In the latest draft of the landmark rule, the SEC eliminated the mandate that certain large companies report to investors information about the emissions generated by their suppliers and customers, known as Scope 3, said the person, who was granted anonymity. to discuss unrelated topics. public information.

The Wall Street regulator is also likely to relax proposed reporting requirements related to emissions generated directly by a company’s operations as well as its energy use, known as Scopes 1 and 2, the person said. The person added that the agency has hinted that the disclosures could be tied to how important or material the information would be to the company’s investors.

An SEC spokesperson said in a statement that the agency does not comment “on speculation about what may be in or out of a rulemaking.” The SEC considers possible changes to its proposals based on public comments, they said, adding that rules are only presented for a final vote when the staff and commission “believe they are ready for consideration.”

Reuters first reported that the Scope 3 provision had been removed from the rule. But the new revelations about Scopes 1 and 2 signal how far SEC Chairman Gary Gensler’s agency may be willing to go to bolster the rule in the face of a wave of potential legal challenges.

Since the proposal was issued in March 2022, major business groups and conservative state attorneys general have repeatedly threatened litigation. One of their biggest complaints was about the Scope 3 requirement, which would have forced certain companies to report emissions data across their vast value chains.

Gensler himself has previously expressed concerns about the calculations included in the Scope 3 emissions data.

Moderate Democrats on Capitol Hill like Sen.
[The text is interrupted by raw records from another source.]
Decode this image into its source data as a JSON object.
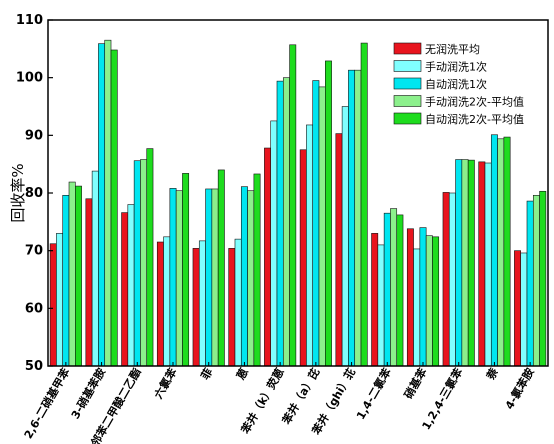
{
  "chart_data": {
    "type": "bar",
    "ylabel": "回收率%",
    "xlabel": "",
    "ylim": [
      50,
      110
    ],
    "yticks": [
      50,
      60,
      70,
      80,
      90,
      100,
      110
    ],
    "legend_position": "top-right",
    "grid": false,
    "categories": [
      "2,6-二硝基甲苯",
      "3-硝基苯胺",
      "邻苯二甲酸二乙酯",
      "六氯苯",
      "菲",
      "蒽",
      "苯并（k）荧蒽",
      "苯并（a）芘",
      "苯并（ghi）苝",
      "1,4-二氯苯",
      "硝基苯",
      "1,2,4-三氯苯",
      "萘",
      "4-氯苯胺"
    ],
    "series": [
      {
        "name": "无润洗平均",
        "color": "#e8141e",
        "values": [
          71.2,
          79.0,
          76.6,
          71.5,
          70.4,
          70.4,
          87.8,
          87.5,
          90.3,
          73.0,
          73.8,
          80.1,
          85.4,
          70.0
        ]
      },
      {
        "name": "手动润洗1次",
        "color": "#80ffff",
        "values": [
          73.0,
          83.8,
          78.0,
          72.4,
          71.7,
          72.0,
          92.5,
          91.8,
          95.0,
          71.0,
          70.3,
          80.0,
          85.2,
          69.6
        ]
      },
      {
        "name": "自动润洗1次",
        "color": "#00e6f0",
        "values": [
          79.6,
          105.9,
          85.6,
          80.8,
          80.7,
          81.1,
          99.4,
          99.5,
          101.3,
          76.5,
          74.0,
          85.8,
          90.1,
          78.6
        ]
      },
      {
        "name": "手动润洗2次-平均值",
        "color": "#8cf08c",
        "values": [
          81.9,
          106.5,
          85.8,
          80.4,
          80.7,
          80.4,
          100.0,
          98.4,
          101.3,
          77.3,
          72.6,
          85.8,
          89.4,
          79.6
        ]
      },
      {
        "name": "自动润洗2次-平均值",
        "color": "#1edc1e",
        "values": [
          81.2,
          104.8,
          87.7,
          83.4,
          84.0,
          83.3,
          105.7,
          102.9,
          106.0,
          76.2,
          72.4,
          85.7,
          89.7,
          80.3
        ]
      }
    ]
  }
}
Jon Tester of Montana have also expressed concerns about the Scope 3 requirement, and specifically its potential to force farmers who supply large publicly traded companies to obtain new information.

Even some groups that have pushed the SEC to finalize a more aggressive, far-reaching rule appear to have grudgingly accepted that Scope 3 requirements could be a bridge too far for the agency in the face of intense pressure. Scope 3 emissions can account for more than 70 percent of a company’s emissions, according to Deloitte.

“As for Scope 3, while we want it to be there, we understand that it may not be because of the hyperpartisan environment,” said Steven Rothstein, managing director of the Ceres Accelerator for Sustainable Capital Markets, a nonprofit with large companies. like Amazon, Wells Fargo and Moody’s in its network, he said in an interview. “We have passed it on to the SEC.”

The SEC rule is expected to come to a final vote in the coming weeks. POLITICO previously reportedand another person familiar with the matter said at the time that the agency intends to rule out the possibility by the end of March.